Les agriculteurs de la Coordination rurale (CR) vont se rassembler à Paris à partir de jeudi, déterminés à faire entendre leurs revendications malgré les arrêtés préfectoraux qui interdisent les convois de tracteurs dans de nombreuses régions. Bertrand Venteau, président de la CR, a clairement exprimé sa frustration face à la réponse jugée insatisfaisante du gouvernement, affirmant que les agriculteurs, « maltraités », ne comptent pas abandonnent leur lutte, même si cela les conduit à des arrestations.

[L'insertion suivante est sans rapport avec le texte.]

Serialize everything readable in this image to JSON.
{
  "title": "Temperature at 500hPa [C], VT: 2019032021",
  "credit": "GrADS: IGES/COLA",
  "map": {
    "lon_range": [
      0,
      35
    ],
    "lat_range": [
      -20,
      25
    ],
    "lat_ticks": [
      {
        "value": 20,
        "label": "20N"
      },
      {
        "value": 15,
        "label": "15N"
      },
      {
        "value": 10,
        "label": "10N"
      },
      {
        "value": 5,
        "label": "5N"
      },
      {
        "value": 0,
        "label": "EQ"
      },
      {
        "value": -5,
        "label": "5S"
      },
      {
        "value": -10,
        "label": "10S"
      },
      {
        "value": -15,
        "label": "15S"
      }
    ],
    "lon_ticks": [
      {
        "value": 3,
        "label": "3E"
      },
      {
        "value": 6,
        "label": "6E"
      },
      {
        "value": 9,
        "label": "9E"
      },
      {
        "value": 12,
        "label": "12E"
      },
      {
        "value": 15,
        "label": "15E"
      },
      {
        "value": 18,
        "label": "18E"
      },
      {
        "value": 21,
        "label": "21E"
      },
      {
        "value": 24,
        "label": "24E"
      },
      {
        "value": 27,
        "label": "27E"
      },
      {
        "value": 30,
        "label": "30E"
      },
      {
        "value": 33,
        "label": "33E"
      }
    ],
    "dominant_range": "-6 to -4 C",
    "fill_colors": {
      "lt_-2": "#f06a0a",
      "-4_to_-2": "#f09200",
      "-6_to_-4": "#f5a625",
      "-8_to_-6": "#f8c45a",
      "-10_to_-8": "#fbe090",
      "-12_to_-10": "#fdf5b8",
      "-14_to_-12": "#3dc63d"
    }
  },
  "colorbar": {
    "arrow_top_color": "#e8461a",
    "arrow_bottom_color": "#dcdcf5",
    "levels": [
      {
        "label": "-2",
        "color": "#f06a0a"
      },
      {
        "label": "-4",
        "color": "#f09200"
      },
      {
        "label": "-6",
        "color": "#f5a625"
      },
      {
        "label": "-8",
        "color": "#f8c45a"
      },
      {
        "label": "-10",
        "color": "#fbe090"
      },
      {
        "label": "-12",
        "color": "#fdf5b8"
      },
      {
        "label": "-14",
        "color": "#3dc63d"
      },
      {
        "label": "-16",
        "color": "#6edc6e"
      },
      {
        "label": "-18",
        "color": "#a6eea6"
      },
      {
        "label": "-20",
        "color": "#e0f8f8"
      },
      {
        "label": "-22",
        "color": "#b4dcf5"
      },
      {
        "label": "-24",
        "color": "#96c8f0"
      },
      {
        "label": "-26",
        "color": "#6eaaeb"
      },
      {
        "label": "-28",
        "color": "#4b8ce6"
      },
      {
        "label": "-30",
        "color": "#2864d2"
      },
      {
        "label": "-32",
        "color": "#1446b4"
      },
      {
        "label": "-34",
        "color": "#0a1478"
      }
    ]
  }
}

Cette mobilisation fait suite à un ensemble de préoccupations, notamment l'abattage systématique des animaux touchés par la dermatose bovine. La CR n'est pas isolée dans ses actions, et d'autres groupes, comme la Confédération paysanne, se joignent à cet effort croissant pour contester la gestion des crises agricoles actuelles. « Ce n’est pas la première fois que l’on essaie de nous réduire au silence, mais nous sommes prêts à passer par les champs et les bois », a déclaré Lionel Candelon, président de la chambre d'agriculture du Gers, en soulignant l'importance de l'unité face aux restrictions imposées.
Les arrêtés préfectoraux, qui s'étendent à des zones clés du pays comme l'Est, la Nouvelle-Aquitaine et les Hauts-de-France, visent à éviter les blocages routiers. Cependant, ces mesures semblent plutôt alimenter la colère des agriculteurs, qui sont déjà sur le qui-vive face à des enjeux comme l'accord UE-Mercosur, qui pourrait menacer leur compétitivité.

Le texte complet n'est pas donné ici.